2) Of those 47 neurological conditions, ME/CFS patients were by far the least satisfied with the overall health care they receive. ME/CFS patients reported the worst score in the extent to which social care meets their needs and one of the worst in how their mental health needs are being met. That is quite remarkable given how British care for ME/CFS has focused on targetting psychosocial factors. Something similar is true for patients suffering from a functional neurological disorder. The report explains how such a paradox is possible and it’s worth quoting it in full:

“people with chronic fatigue syndrome/ME repeatedly report having their symptoms trivialised, and told it is ‘all in the mind’ by medical professionals, particularly neurologists and GPs. Both groups report feeling entirely unsupported by the NHS. This is reinforced by the scores for respondents with functional neurological disorder and ME about how they rate the care and treatment they have received for their condition overall, which were the lowest two scores for any condition groups. So, whilst for most survey respondents there was a clear need for more psychological support, for people with FND and ME, this is clearly tempered – with some even feeling that they psychological ‘help’ they had received was entirely misjudged and caused them harm. The results suggest people with ME and FND need tailored support and have distinct needs which are currently not being served.”

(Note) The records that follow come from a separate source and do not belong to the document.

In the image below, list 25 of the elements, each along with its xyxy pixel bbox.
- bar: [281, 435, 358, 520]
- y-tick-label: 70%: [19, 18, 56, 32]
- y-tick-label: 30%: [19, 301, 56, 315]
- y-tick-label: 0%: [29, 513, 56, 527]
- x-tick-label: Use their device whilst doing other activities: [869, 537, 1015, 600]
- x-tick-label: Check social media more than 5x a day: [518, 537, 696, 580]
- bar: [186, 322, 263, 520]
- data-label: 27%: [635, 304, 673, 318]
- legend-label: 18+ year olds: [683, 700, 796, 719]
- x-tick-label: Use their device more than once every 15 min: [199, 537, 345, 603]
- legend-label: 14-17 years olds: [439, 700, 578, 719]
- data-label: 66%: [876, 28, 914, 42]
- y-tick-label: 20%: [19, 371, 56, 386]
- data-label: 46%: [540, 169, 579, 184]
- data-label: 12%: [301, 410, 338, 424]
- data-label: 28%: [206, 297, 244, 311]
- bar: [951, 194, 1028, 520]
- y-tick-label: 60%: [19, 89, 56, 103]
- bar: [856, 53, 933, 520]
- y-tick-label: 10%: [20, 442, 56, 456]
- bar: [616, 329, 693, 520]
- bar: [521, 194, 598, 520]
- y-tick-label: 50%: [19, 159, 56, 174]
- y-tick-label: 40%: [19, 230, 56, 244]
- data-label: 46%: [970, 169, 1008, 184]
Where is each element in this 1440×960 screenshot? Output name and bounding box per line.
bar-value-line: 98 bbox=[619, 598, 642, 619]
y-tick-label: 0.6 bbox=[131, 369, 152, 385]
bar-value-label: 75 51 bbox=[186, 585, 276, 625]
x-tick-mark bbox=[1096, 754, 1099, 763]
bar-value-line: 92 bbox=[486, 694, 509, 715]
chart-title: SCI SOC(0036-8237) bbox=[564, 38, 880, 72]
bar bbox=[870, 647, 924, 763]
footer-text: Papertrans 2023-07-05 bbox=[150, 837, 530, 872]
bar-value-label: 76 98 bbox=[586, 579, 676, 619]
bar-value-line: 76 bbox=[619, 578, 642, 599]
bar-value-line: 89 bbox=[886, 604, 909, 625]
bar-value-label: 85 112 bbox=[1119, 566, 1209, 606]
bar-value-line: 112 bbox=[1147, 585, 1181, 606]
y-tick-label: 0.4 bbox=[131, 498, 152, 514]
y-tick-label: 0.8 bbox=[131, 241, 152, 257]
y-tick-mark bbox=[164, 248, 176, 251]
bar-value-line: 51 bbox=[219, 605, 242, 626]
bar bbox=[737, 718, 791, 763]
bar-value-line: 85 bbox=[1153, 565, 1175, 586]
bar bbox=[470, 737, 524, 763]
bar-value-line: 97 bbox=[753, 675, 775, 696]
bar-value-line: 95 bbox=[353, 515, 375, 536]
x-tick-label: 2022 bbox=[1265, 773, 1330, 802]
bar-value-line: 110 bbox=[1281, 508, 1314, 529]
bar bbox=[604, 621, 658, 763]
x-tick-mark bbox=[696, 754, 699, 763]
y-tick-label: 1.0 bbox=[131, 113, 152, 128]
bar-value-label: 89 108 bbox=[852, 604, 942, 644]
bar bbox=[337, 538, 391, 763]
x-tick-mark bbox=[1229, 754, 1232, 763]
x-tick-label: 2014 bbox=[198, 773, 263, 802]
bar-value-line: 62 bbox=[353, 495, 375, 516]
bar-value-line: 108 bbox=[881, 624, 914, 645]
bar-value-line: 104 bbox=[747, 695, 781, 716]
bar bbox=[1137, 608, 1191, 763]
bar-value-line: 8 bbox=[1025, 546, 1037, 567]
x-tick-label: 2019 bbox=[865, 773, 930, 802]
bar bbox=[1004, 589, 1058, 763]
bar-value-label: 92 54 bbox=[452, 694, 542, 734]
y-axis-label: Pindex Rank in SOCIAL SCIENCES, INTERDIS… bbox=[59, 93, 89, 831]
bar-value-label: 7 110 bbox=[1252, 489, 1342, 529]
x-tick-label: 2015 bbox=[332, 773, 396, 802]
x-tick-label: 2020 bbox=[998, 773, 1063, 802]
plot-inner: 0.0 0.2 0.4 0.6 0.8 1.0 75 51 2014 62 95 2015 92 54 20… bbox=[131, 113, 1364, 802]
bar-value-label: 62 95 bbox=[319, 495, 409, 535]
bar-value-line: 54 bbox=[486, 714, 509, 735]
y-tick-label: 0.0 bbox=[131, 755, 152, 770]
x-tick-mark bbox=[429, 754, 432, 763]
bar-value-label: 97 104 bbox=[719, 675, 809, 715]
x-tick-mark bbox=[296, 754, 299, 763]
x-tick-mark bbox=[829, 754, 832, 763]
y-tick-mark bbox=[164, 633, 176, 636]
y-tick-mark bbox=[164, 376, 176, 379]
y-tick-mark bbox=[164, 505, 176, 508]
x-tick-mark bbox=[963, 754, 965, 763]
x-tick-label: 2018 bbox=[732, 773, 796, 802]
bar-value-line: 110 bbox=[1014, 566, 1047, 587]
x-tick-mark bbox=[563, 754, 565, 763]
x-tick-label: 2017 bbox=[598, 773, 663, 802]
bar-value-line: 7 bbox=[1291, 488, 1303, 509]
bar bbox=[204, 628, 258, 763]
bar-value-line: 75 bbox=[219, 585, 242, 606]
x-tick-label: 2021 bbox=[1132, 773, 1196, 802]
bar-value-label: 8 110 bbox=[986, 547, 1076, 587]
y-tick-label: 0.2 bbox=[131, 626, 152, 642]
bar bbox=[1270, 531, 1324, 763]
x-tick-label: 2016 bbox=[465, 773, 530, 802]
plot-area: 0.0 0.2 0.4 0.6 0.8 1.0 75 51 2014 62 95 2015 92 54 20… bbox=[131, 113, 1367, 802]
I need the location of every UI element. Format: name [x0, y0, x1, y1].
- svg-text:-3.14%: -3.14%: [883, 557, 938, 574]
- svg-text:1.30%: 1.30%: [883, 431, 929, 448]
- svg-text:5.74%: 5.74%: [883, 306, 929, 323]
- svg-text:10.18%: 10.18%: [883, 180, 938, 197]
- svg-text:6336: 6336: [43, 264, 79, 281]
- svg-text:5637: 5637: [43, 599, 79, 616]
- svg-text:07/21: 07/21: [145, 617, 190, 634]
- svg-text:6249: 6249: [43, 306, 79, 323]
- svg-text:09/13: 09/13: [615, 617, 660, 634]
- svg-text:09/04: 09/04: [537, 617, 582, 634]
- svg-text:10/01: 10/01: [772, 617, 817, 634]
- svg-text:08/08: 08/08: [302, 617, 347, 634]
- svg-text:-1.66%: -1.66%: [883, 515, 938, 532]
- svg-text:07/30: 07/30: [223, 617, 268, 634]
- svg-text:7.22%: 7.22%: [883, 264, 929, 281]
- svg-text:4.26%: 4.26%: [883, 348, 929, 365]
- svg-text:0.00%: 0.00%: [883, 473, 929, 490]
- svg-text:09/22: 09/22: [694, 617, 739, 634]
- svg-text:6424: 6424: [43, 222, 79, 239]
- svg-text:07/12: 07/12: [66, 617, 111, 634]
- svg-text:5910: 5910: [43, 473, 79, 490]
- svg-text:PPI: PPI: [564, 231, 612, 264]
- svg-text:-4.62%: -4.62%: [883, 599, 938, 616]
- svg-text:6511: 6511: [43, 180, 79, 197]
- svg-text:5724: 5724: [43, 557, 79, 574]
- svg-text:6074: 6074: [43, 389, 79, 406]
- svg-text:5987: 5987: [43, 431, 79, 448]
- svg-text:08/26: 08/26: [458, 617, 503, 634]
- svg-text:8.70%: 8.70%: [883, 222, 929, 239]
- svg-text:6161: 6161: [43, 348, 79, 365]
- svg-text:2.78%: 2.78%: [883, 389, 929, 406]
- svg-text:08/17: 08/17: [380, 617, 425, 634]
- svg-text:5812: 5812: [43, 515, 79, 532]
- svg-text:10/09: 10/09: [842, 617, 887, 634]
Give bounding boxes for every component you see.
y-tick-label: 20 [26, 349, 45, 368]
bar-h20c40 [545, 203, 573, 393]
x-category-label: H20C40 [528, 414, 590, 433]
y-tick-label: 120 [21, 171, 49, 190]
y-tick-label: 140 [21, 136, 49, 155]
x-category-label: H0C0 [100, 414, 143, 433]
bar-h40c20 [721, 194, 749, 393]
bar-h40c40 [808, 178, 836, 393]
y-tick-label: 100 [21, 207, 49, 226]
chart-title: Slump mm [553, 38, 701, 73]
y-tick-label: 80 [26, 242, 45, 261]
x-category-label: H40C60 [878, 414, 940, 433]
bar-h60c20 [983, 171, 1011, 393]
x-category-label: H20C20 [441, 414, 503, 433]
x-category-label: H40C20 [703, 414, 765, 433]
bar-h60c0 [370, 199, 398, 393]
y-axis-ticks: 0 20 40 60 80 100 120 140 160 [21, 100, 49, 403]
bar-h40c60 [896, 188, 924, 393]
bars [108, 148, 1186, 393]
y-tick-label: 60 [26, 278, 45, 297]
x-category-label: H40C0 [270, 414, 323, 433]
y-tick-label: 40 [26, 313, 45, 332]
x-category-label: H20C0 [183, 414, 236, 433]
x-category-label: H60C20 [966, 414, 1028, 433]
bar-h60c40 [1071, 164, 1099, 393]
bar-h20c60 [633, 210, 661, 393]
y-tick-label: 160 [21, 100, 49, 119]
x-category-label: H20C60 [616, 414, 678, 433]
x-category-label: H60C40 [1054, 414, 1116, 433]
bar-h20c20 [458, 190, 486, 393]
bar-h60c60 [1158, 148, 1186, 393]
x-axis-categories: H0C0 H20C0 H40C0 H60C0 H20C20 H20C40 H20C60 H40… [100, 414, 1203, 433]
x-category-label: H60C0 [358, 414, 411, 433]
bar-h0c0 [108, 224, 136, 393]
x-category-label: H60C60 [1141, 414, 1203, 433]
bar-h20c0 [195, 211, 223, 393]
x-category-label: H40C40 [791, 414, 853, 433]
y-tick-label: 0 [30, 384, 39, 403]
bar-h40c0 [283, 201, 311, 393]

So ME/CFS patients have a clear need for more psychological support but the psychological help they are actually getting is thought to be misjudged and harmful.

I wonder what the NICE Guideline development group would think of this...

@Keela Too @adambeyoncelowe @Jonathan Edwards
Thanks. I've already sent this to the chair. I'm sure it will be useful.
 
To add to the information that Michiel pulled out.

From the policy report, https://www.neural.org.uk/wp-content/uploads/2019/07/neuro-patience-2019-1.pdf

This infographic, at least to me is somewhat confusing
Screenshot 2019-07-10 at 09.22.29.png
I would guess what we are seeing here is that for "CFS", we rarely get referred to a neurologist, so we appear low in this "number of GP visits before referral" count.

This one, I think, is self-explanatory.
Screenshot 2019-07-10 at 09.32.37.png
 
This is interesting.

I tried to make a graph out of this, because it’s impressive if you see all those horrible neurological conditions listed, with ME/CFS right down at the bottom.
View attachment 7753

Do you mean “Quality of Life” etc on the labels?
“Impact on Quality of Life” suggests ME has lowest impact of all the conditions.

Fascinating graph though. Thanks
 
Do you mean “Quality of Life” etc on the labels?
“Impact on Quality of Life” suggests ME has lowest impact of all the conditions.
Yes, It's a bit confusing. I took the wording the report used but they explain in the text:
Please note that the scoring methodology (full details in Appendix A), is such that a higher score is considered more positive. Therefore, those with the lowest percentage scores indicate the most severe impact on quality of life.
I took the data from page 45-48 in the technical report and made a graph with it.